Memur-Sen’in örgütlü gücüyle demokrasi mücadelesinin en önde gelen sivil toplum hareketlerinden biri olduğunu belirten Yalçın, “Bin yıl sürecek denen 28 Şubat vesayetini meydanlarda eylemlerle, topladığımız 12 milyon 300 bin imzayla, yasama süreçlerine katkılarımızla, diplomatik gayretlerle 10 senede yırtıp attık. 12 Eylül darbe anayasasına karşı sivil anayasayı, 28 Şubat’a karşı temel özgürlükleri ve sivil siyaseti, “Savunan Adam”ı, Darbe planlarına, gece yarısı muhtıralarına karşı millet iradesini, “Uzun Adam’ı”, 15 Temmuz işgal ve darbe girişimine karşı irademizi, vatanımızı, varlığımızı, bekamızı savunduk. Bu ülkeye nefes aldıracak, vesayetin kör düğümlerini çözecek referandumların tamamına destek olduk. Ortay payda mitingleriyle, sivil anayasa çalışmalarımızla vesayetin çarklarını tek tek kırdık. Darbecilerin kuklaları olan 5’li çeteyle de, onların apoletli sendikacılıklarıyla da mücadele ettik. Terör örgütleri üzerinden denenen vesayete karşı da meydanlarda biz vardık. Üniversitelerde YÖK üzerinden, Yargıda HSYK üzerinden kurulmak istenen bürokratik vesayetle yine biz mücadele ettik” şeklinde konuştu.

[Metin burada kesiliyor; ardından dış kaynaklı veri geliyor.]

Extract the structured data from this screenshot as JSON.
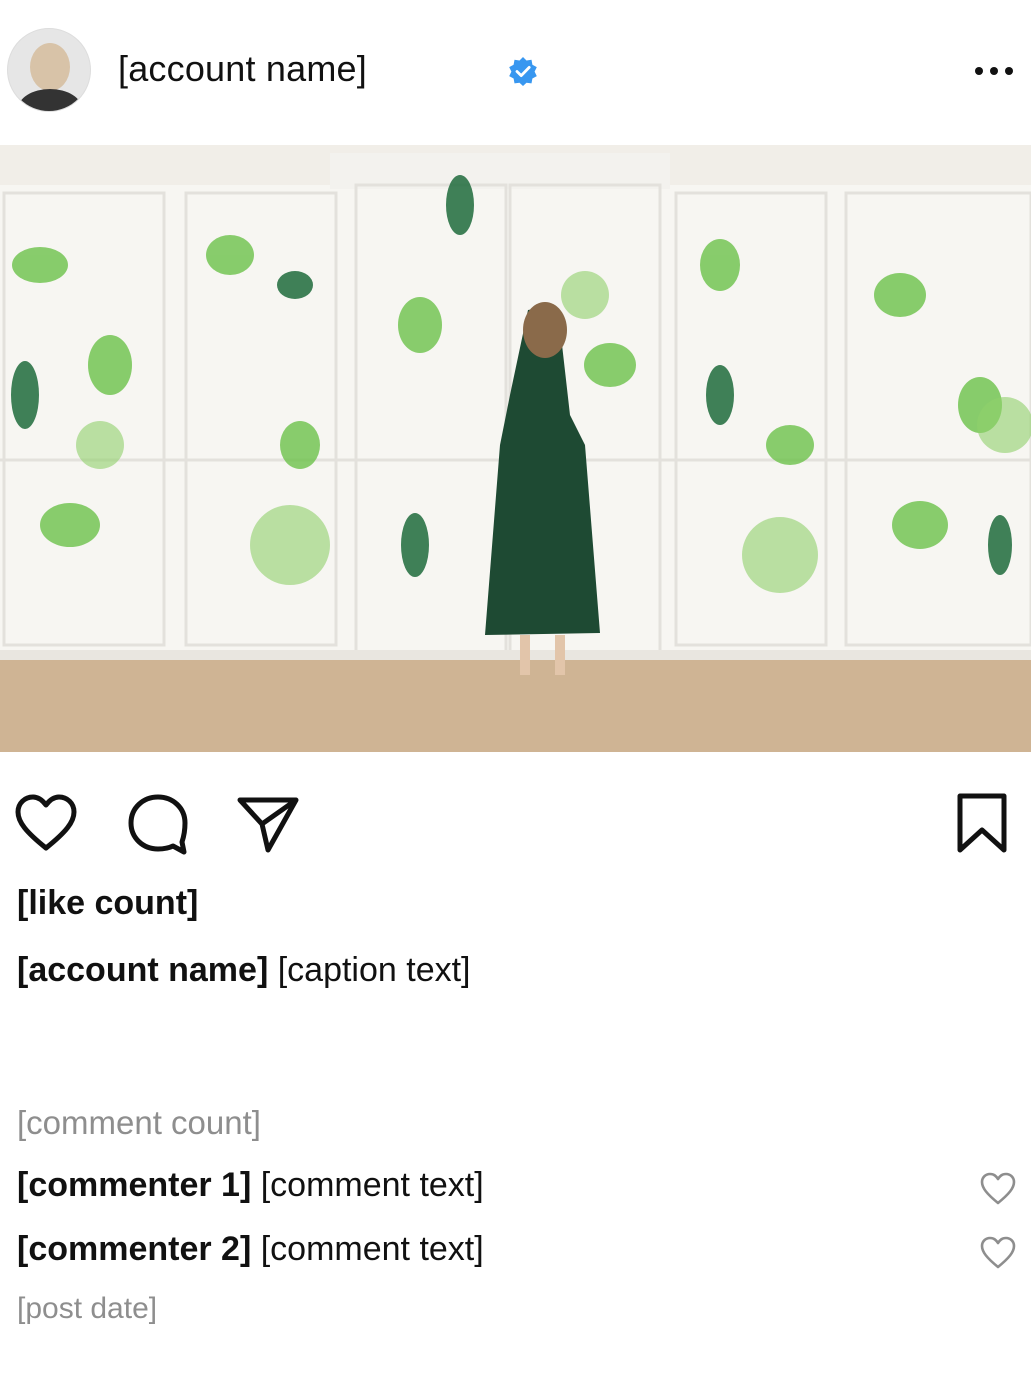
{
  "post": {
    "username": "[account name]",
    "verified": true,
    "image_alt": "[post photo]"
  },
  "stats": {
    "likes": "[like count]",
    "comments_count": "[comment count]"
  },
  "caption": {
    "username": "[account name]",
    "text": "[caption text]"
  },
  "comments": [
    {
      "username": "[commenter 1]",
      "text": "[comment text]"
    },
    {
      "username": "[commenter 2]",
      "text": "[comment text]"
    }
  ],
  "date": "[post date]",
  "icons": [
    "more-options-icon",
    "verified-badge-icon",
    "like-icon",
    "comment-icon",
    "share-icon",
    "save-icon",
    "comment-like-icon"
  ],
  "colors": {
    "verified": "#3897f0",
    "muted": "#8e8e8e",
    "text": "#111111"
  }
}
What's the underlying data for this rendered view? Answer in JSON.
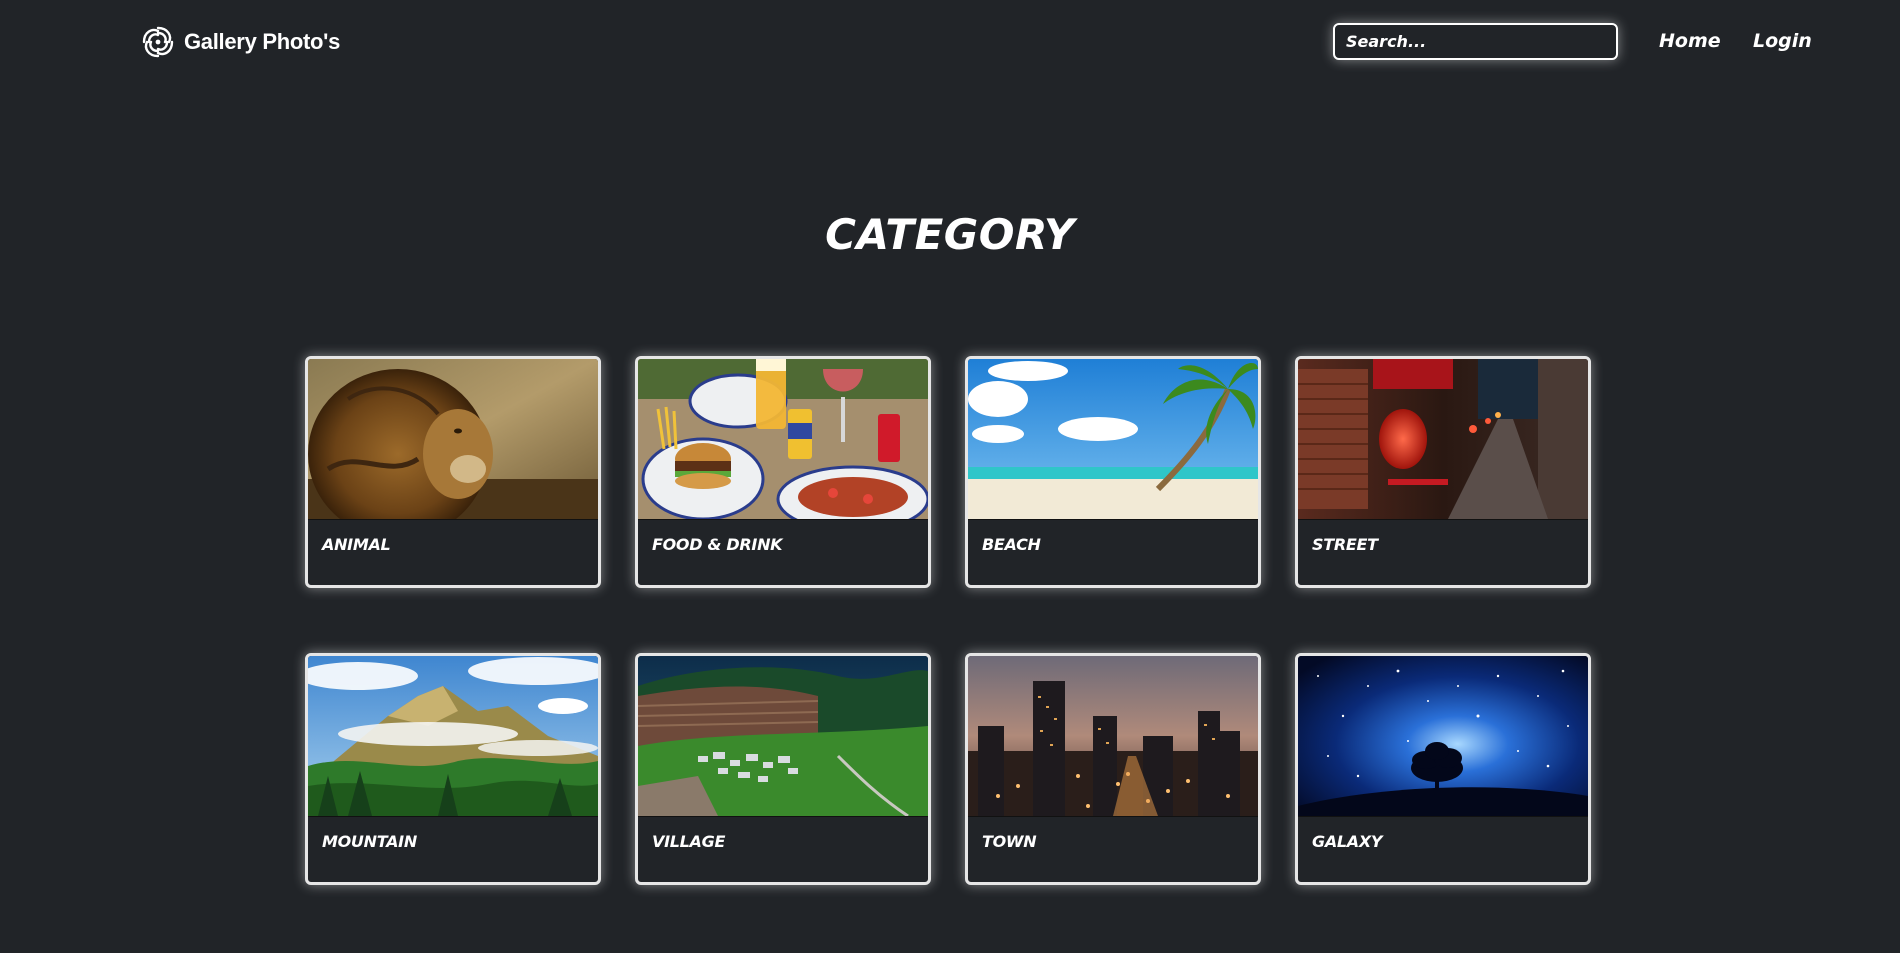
{
  "header": {
    "brand_name": "Gallery Photo's",
    "logo_icon": "swirl-logo-icon",
    "search": {
      "placeholder": "Search...",
      "value": ""
    },
    "nav": {
      "home": "Home",
      "login": "Login"
    }
  },
  "main": {
    "title": "CATEGORY",
    "categories": [
      {
        "label": "ANIMAL",
        "image": "lion-photo"
      },
      {
        "label": "FOOD & DRINK",
        "image": "burger-and-drinks-photo"
      },
      {
        "label": "BEACH",
        "image": "palm-beach-photo"
      },
      {
        "label": "STREET",
        "image": "lantern-alley-photo"
      },
      {
        "label": "MOUNTAIN",
        "image": "cloudy-mountain-photo"
      },
      {
        "label": "VILLAGE",
        "image": "hillside-village-photo"
      },
      {
        "label": "TOWN",
        "image": "city-skyline-photo"
      },
      {
        "label": "GALAXY",
        "image": "starry-night-tree-photo"
      }
    ]
  },
  "colors": {
    "background": "#212428",
    "text": "#ffffff",
    "card_border": "#e6e6e6"
  }
}
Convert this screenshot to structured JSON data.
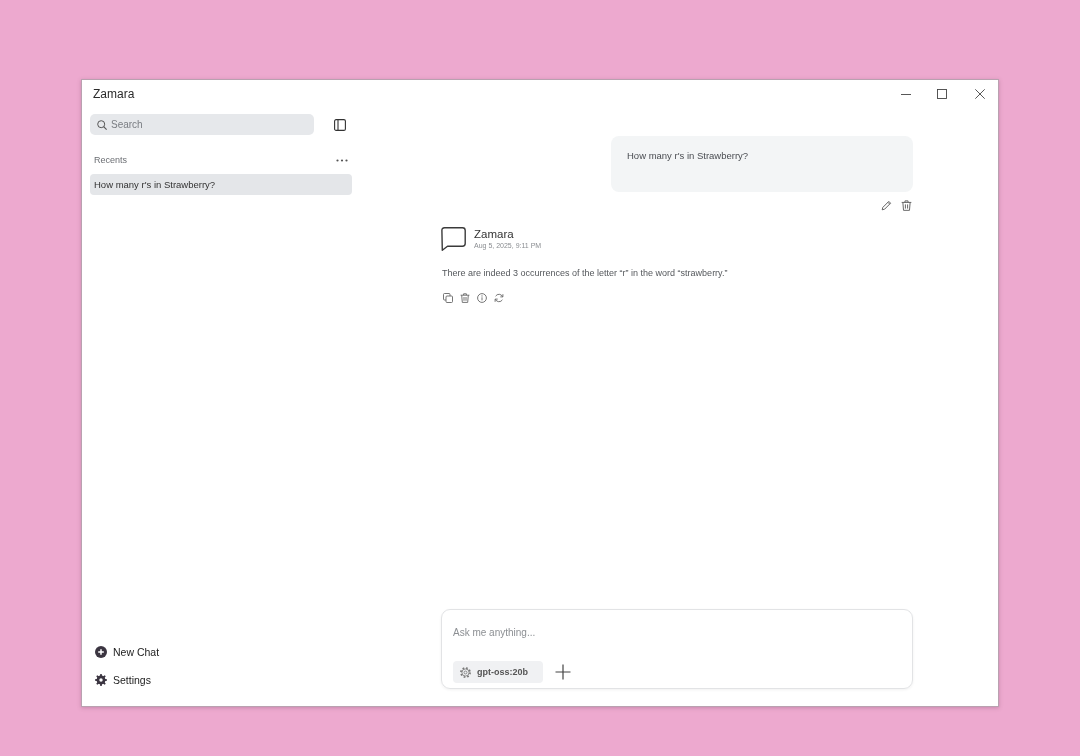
{
  "window": {
    "title": "Zamara"
  },
  "sidebar": {
    "search": {
      "placeholder": "Search"
    },
    "recents_label": "Recents",
    "recents": [
      {
        "label": "How many r's in Strawberry?",
        "selected": true
      }
    ],
    "footer": [
      {
        "label": "New Chat"
      },
      {
        "label": "Settings"
      }
    ]
  },
  "chat": {
    "messages": [
      {
        "kind": "user",
        "text": "How many r's in Strawberry?"
      },
      {
        "kind": "assistant",
        "author": "Zamara",
        "timestamp": "Aug 5, 2025, 9:11 PM",
        "text": "There are indeed 3 occurrences of the letter “r” in the word “strawberry.”"
      }
    ]
  },
  "composer": {
    "placeholder": "Ask me anything...",
    "model": "gpt-oss:20b"
  }
}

“Beklentimiz daha adil bir gelir dağılımı, daha fazla memnuniyet üreten bir yasadır”
Kamu görevlileri olarak 14 Mayıs seçimlerinden sonra beklentilerini sıralayan Yalçın, memnuniyetin artması için toplu sözleşme yasasının revize edilmesini ve ücret artışlarının yapılması gerektiğine vurgu yaparak “ 4688 sayılı Kanun’da değişiklik yapılmasını elzem görüyoruz. Bunun için bizler memnuniyetin artması, daha fazla çözüm üreten bir toplu sözleşme masası için toplu sözleşmenin kapsamının genişletildiği, tutanak düzenine geçildiği, sürenin artırıldığı, hakem Heyeti aritmetiğinin düzeltildiği, örgütlenme özgürlüğünün genişlediği, grev hakkının temin edildiği, yasadaki çarpıklığın düzeldiği, masadaki adaletsizliğin giderildiği, dayanışma aidatının geldiği zeminin temin edilmesini istiyoruz” dedi.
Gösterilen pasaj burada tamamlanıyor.